Tea, writing

Tea: This Writer’s Beverage of Choice

Tea is a yummy beverage with a rich history and cool customs.

“I like tea. Tea doesn’t make me sad.” – Circus in a Shot Glass (Clean Reads 2018)

Everyone has a preferred beverage or two. My brother’s is diet Mountain Dew. My niece’s is chocolate milk (or Olive Garden’s berry smoothie, depending on what day you catch her on.) My sister’s is very, very sweet hot tea. Seeing as she’s my twin, I have to second her preference…just maybe not quite as sweet.

Also, it’s fitting: Writers often sing the praises of caffeine.


And oftentimes, that caffeinated beverage of choice narrows down to either tea or coffee.

Tea has been around for centuries. It mainly comes from the East, from countries such as China, Taiwan, India, and Japan, but some black teas come from African country Tanzania. The leaves are plucked from tea bushes, overseen by a tea master, then fired and rolled and shaped and eventually, they wind up on store shelves.

Here are some cool things I’ve learned about tea from The Tea Enthusiast’s Handbook by Mary Lou Heiss:

  • In Russia, people often sweeten their tea with fruit jam. It’s usually a thin, seedless jam, and the most commonly used flavor is cherry. (I might have to try this some time, just to see what it’s like.)
  • Using water boiled more than once for tea is a no-no. It affects the flavor profile of the liquor (liquid tea) in a negative way.
  • Different teas require different water temperatures and steeping times, and some can take milk or lemon and/or sweetener. Others are best if you drink them “black.”
  • There are five “classes” of tea: Black, white, yellow, green, and oolong.
  • Tea was first introduced to the West in the 1600s. Tea leaves were given to the Russian czar as a gift, which he initially refused and had to be persuaded to try. Since then, it’s gone on to be the country’s #1 (non-alcoholic) beverage.
  • If your green tea is bitter, the water you steeped it in was most likely too hot.

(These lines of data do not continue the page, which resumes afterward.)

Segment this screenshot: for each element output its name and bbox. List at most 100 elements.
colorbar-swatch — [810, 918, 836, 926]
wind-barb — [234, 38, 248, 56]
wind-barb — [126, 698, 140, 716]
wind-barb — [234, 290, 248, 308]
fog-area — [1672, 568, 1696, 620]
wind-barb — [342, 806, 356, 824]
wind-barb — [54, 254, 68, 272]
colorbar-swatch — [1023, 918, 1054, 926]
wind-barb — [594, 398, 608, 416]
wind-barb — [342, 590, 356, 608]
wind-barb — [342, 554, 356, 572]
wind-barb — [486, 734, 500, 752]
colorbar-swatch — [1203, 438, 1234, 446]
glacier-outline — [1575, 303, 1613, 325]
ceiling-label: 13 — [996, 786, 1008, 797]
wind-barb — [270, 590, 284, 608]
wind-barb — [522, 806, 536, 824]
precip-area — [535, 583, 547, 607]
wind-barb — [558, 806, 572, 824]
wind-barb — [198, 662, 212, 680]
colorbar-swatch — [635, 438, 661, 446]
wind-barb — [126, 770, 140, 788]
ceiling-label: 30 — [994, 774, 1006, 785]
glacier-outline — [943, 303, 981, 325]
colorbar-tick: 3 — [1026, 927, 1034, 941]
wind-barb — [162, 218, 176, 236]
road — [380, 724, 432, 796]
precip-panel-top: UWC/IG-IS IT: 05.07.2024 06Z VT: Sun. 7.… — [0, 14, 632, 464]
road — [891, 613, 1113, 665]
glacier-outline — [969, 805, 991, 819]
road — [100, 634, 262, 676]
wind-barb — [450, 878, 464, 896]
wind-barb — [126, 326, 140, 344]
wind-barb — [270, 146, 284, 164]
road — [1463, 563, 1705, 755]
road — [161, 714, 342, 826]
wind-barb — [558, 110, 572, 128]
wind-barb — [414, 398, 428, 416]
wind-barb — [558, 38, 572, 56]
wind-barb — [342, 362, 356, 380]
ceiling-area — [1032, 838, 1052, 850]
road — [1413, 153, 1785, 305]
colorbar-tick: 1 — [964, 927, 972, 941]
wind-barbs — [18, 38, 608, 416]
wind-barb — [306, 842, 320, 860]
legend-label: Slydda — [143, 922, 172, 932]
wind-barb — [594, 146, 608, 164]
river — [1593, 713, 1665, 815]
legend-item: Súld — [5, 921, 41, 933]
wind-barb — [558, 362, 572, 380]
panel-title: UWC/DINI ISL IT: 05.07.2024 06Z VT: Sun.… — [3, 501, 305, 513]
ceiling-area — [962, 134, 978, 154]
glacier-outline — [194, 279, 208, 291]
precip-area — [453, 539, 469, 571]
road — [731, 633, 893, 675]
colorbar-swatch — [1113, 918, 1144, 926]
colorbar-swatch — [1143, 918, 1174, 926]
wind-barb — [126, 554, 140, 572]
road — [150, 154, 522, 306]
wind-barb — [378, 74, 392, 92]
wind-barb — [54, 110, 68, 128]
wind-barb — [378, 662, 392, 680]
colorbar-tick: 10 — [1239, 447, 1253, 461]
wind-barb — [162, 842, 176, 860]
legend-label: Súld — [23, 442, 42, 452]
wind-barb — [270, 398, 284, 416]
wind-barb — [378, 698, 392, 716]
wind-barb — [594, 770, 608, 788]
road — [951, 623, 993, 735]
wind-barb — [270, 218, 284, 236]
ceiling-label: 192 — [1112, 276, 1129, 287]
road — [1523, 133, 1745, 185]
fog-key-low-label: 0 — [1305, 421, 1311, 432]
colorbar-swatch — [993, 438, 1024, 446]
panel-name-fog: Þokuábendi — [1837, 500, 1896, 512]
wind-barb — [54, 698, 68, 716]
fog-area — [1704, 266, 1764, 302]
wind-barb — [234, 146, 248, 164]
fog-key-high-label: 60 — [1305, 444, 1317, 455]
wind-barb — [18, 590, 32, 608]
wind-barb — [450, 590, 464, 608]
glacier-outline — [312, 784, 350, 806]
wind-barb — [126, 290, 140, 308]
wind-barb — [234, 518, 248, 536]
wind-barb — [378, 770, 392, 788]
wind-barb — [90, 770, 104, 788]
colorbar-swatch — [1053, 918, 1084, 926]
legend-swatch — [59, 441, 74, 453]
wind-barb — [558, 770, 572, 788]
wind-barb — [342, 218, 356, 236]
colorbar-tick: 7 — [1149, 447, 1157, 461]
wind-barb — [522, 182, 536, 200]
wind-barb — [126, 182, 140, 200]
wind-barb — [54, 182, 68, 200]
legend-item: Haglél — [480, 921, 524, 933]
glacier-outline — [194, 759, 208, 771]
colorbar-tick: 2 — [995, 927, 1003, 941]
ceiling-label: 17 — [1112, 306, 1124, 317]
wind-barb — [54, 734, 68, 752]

There’s a scene in my novel Circus in a Shot Glass where two of the main characters go to a tea shop in some obscure New York (State) town. Scotch (female protagonist) drinks a cup of berry-flavored tea with sugar, milk, and lemon. Ardal (male protagonist) drinks a mint infusion (not really a tea, since tea comes from two—or is it three?—varieties of the same plant, none of which are mint 😉 )

In the scene, the scent of the tea brings back a strong memory for Scotch, an alcoholic amnesiac, and—well, I don’t want to spoil anything!

I don’t want to even think of how many cups of the hot beverage I drank while writing the novel over the span of four years. Or while I was doing edits. *shudders* Or querying. *double shudder*


Writer or not, what’s YOUR beverage of choice? Tea? Coffee? Pop? The blood of your enemies?